Despite having a great name, I really didn’t think I was going to like Music is the Enemy.

Take any random track from the band’s new CD, Mr. Murdoch … We’re Ready For Our Target Audience, and the first thing that assaults your ears is a wall of death-metal sound. But the more you listen to the music, the more an unexpected melodic element presents itself.

The band builds from a hardcore-punk or thrash-metal groundwork, apparently influenced by punk pioneers like Agnostic Front or Suicidal Tendencies. The songs are characterized by heavy distortion, double-bass drumming and an overall fast-hard-loud aesthetic. This traditional hardcore foundation is interspersed with slower, melodic breakdowns that provide a counterpoint to the more thrashy stuff, keeping the music interesting instead of being a simple all-out attack.

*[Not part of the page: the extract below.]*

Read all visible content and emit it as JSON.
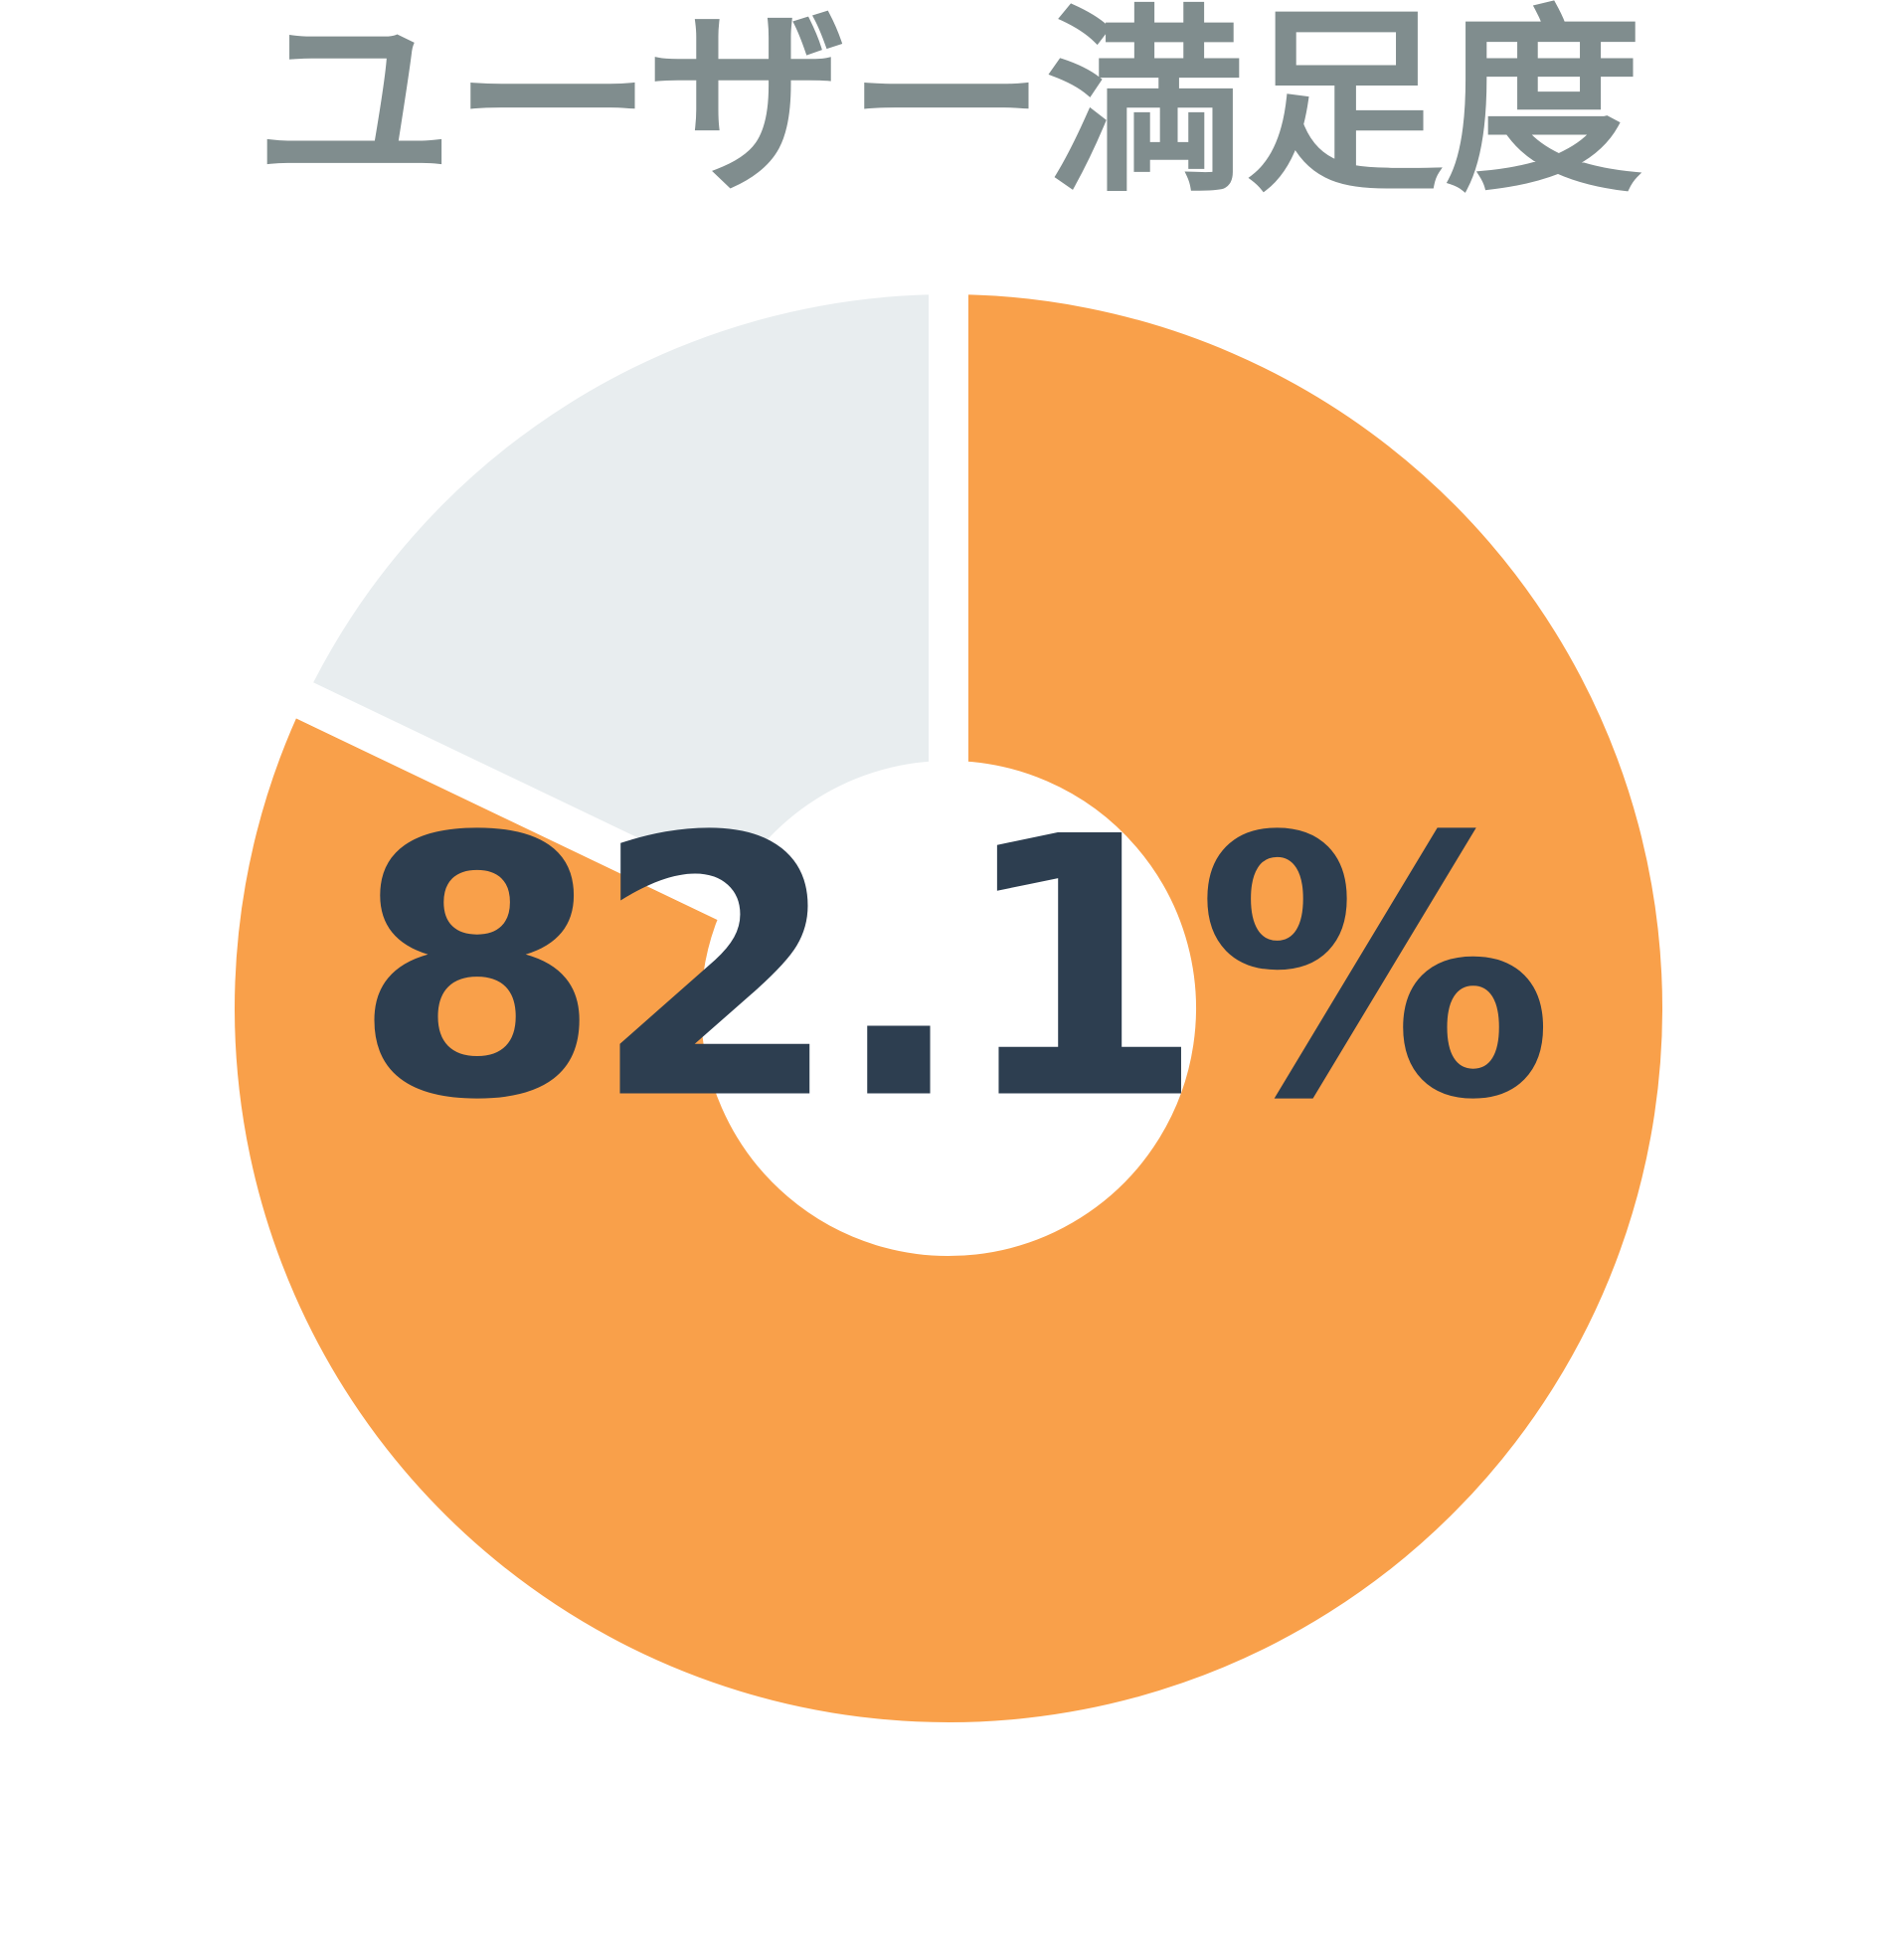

Having attempted to play the drums a couple times myself, I must admit to being impressed by the double-bass drumming. The band doesn’t really break any new ground in this area, but it’s still amazing to me that the anonymous drummer (“all names are omitted to protect the innocent,” they say) can play god knows how many beats per minute and still keep time.

Music is the Enemy is saved from being classified as death metal (or maybe “melodic death metal”) by the fact that you can actually understand what the lead singer/screamer is saying. The lyrics contain too much profanity to be printable in this paper, but for an idea of MITE’s sense of humor, consider the song title “Miles Davis Would Have Hated This S**t.” There’s also one called “She Works Her Body Like Supply And Demand So I Guess That Makes Her An Economist.”

For many listeners, this kind of thing may be a bit much. It’s easy to imagine, too, that many people will be turned off by the death-metal side of the band. But with a little bit of perseverance, its melodic charms shine through. The band members also get points for their worldview, I think.

MITE’s members have set some lofty goals for their band. According to their press release, “The band wages war on music with unrelenting fury … The 10 tracks on Mr. Murdoch… We’re Ready For Our Target Audience explore the myth of music as a saving grace and expose its true nature as an addiction that enslaves and makes us profoundly unhappy.”
It’s hard to judge what they mean by that, so let’s just say it was a joke.